Where could the document be strengthened? The Citizen’s Guide is full of numbers, but they are not well contextualized. For example, when confronted with a bullet point indicating that, say, “KSh 13.3 bn for social safety net” is going to be spent, we will immediately ask the following questions: how does this compare to last year, how many people is it intended to serve, and what exactly is the social safety net? But we will not find answers to these questions here, nor any direction about where to look for them. There are of course limits to what can appear in a short document, but there may be value in having fewer numbers with more context, and a few more pages of text.
It is also the case that the numbers are sometimes more confusing than revealing: according to page 4, KSh 23.1 bn is being spent on labour-intensive public works programmes targeted at youth and defined as “pro-poor spending”; but on page 1, only KSh 1.6 billion in total is going for “labour intensive public works programmes,” plus skills development and internships, with no explicit youth or pro-poor focus. How is it possible that the pro-poor, pro-youth component of 1.6 billion is equal to 23.1 billion? There may be a good explanation for this, but it is not in the document.

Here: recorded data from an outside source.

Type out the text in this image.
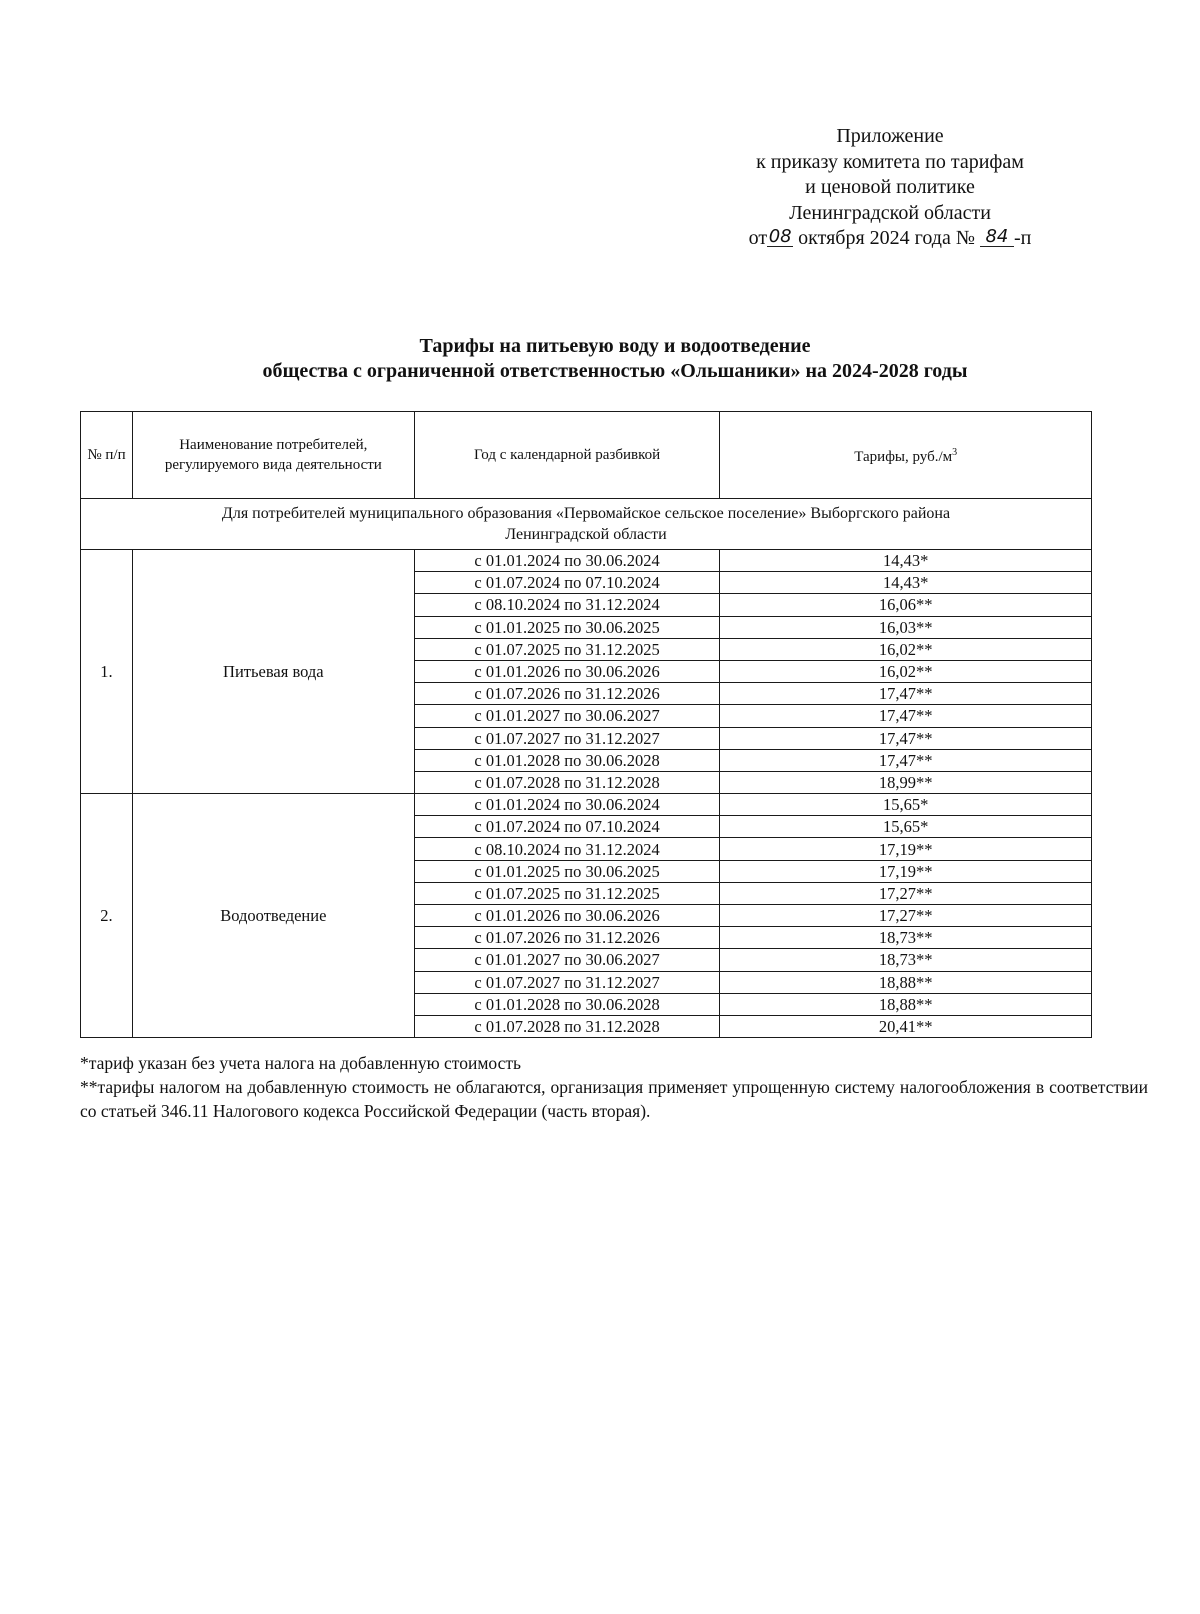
Приложение
к приказу комитета по тарифам
и ценовой политике
Ленинградской области
от08 октября 2024 года № 84 -п
Тарифы на питьевую воду и водоотведение
общества с ограниченной ответственностью «Ольшаники» на 2024-2028 годы
№ п/п	Наименование потребителей, регулируемого вида деятельности	Год с календарной разбивкой	Тарифы, $руб./м^3$
Для потребителей муниципального образования «Первомайское сельское поселение» Выборгского района Ленинградской области			
1.	Питьевая вода	с 01.01.2024 по 30.06.2024	14,43*
		с 01.07.2024 по 07.10.2024	14,43*
		с 08.10.2024 по 31.12.2024	16,06**
		с 01.01.2025 по 30.06.2025	16,03**
		с 01.07.2025 по 31.12.2025	16,02**
		с 01.01.2026 по 30.06.2026	16,02**
		с 01.07.2026 по 31.12.2026	17,47**
		с 01.01.2027 по 30.06.2027	17,47**
		с 01.07.2027 по 31.12.2027	17,47**
		с 01.01.2028 по 30.06.2028	17,47**
		с 01.07.2028 по 31.12.2028	18,99**
2.	Водоотведение	с 01.01.2024 по 30.06.2024	15,65*
		с 01.07.2024 по 07.10.2024	15,65*
		с 08.10.2024 по 31.12.2024	17,19**
		с 01.01.2025 по 30.06.2025	17,19**
		с 01.07.2025 по 31.12.2025	17,27**
		с 01.01.2026 по 30.06.2026	17,27**
		с 01.07.2026 по 31.12.2026	18,73**
		с 01.01.2027 по 30.06.2027	18,73**
		с 01.07.2027 по 31.12.2027	18,88**
		с 01.01.2028 по 30.06.2028	18,88**
		с 01.07.2028 по 31.12.2028	20,41**

*тариф указан без учета налога на добавленную стоимость

**тарифы налогом на добавленную стоимость не облагаются, организация применяет упрощенную систему налогообложения в соответствии со статьей 346.11 Налогового кодекса Российской Федерации (часть вторая).
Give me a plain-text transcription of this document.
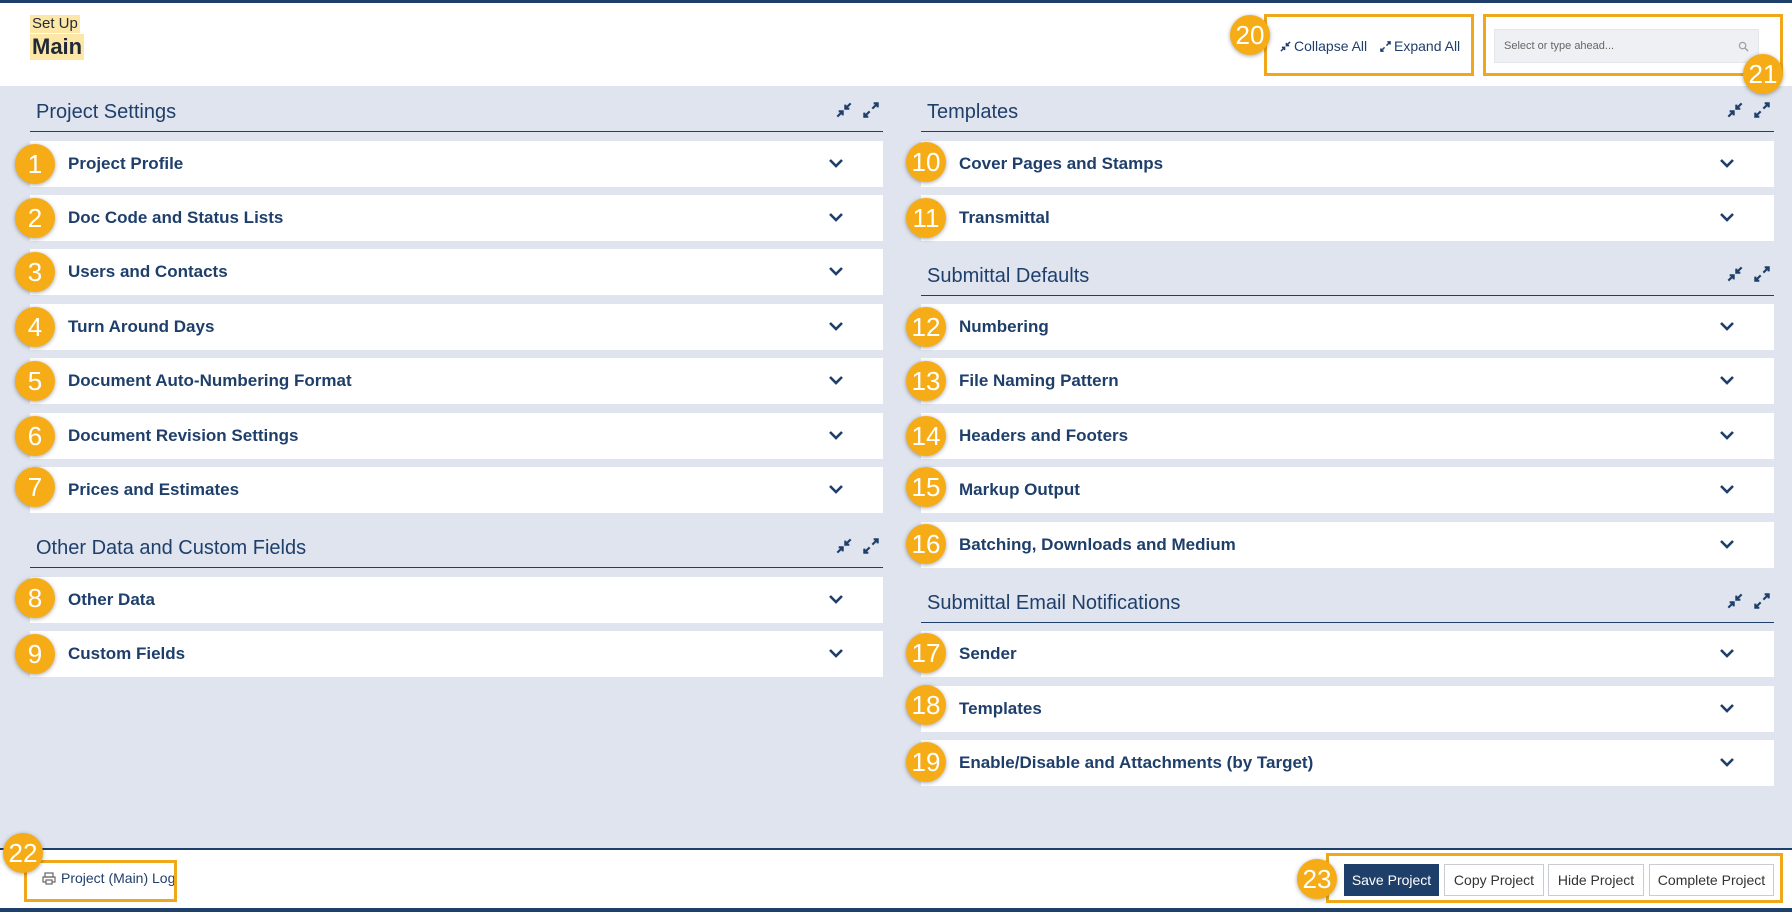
Set Up
Main	20	Collapse All Expand All
Select or type ahead...
21
Project Settings
Project Profile
1
Doc Code and Status Lists
2
Users and Contacts
3
Turn Around Days
4
Document Auto-Numbering Format
5
Document Revision Settings
6
Prices and Estimates
7
Other Data and Custom Fields
Other Data
8
Custom Fields
9
Templates
Cover Pages and Stamps
10
Transmittal
11
Submittal Defaults
Numbering
12
File Naming Pattern
13
Headers and Footers
14
Markup Output
15
Batching, Downloads and Medium
16
Submittal Email Notifications
Sender
17
Templates
18
Enable/Disable and Attachments (by Target)
19
Project (Main) Log	Save Project	Copy Project	Hide Project	Complete Project
22
23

A Citizen’s Guide need not answer every question a citizen has about the budget; it should provide enough information to help citizens ask good questions and find what they need in the actual budget or budget-related documentation. To this end, the document could also be clearer in other ways. For example, the first page reports on spending by sectors, but these sectors are not necessarily recognizable to ordinary citizens. A person looking for health or education spending has to know to look at page 5 and follow the connecting lines in the bubble map to find out that these things fall under Human Resources Development. The document should instead invite citizens who are looking for information about health or education to easily determine in which sector they fall.
Finally, one of the hardest things for governments to do is to convey the fact that they have limited resources, and therefore have to make hard choices about what to fund this year, and what will have to wait. The Citizen’s Guide would be one place to make the case that government has deliberated these trade-offs carefully, and to present its justifications for its decisions. To this end, the next version of Kenya’s Citizen’s Guide could start with a narrative explaining the government’s key priorities –given the macroeconomic context– and highlight changes over time. This would ease the layperson into a document that currently starts with no narrative and a barrage of figures.

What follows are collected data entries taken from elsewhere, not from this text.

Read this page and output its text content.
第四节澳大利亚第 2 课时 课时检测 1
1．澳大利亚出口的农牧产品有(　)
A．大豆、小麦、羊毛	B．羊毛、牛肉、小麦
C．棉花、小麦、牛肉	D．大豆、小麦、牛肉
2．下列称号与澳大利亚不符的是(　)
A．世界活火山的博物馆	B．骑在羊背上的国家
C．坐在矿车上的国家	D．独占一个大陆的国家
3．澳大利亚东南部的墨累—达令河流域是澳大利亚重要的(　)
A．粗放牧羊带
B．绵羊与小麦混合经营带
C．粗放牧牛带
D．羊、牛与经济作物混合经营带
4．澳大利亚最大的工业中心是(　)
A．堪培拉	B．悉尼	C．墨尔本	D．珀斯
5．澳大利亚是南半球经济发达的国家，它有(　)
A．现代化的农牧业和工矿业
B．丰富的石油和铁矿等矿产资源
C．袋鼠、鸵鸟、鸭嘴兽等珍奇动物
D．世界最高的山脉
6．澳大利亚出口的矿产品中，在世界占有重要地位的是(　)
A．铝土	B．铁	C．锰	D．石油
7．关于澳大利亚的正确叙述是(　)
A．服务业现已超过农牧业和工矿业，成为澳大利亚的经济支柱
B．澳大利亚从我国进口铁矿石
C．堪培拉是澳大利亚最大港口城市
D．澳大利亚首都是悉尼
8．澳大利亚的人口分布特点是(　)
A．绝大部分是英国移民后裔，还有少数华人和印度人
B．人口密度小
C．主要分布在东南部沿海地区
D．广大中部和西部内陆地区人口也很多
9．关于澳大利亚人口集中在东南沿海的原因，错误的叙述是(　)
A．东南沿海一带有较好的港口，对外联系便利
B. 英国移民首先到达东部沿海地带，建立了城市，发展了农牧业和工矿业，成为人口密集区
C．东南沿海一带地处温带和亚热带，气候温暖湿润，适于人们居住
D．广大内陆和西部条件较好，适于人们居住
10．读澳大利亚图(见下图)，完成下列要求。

Much of what should be in a Citizens Budget is in Kenya’s maiden attempt. The Ministry of Finance must also be recognized for its efforts to put out more information in this transitional year, as the government struggles to adapt to a shifting budget process prescribed by the new constitution. Next year’s Citizen’s Guide will be even stronger if it contains more narrative, more context, and a better explanation of government plans to ensure full implementation of the budget.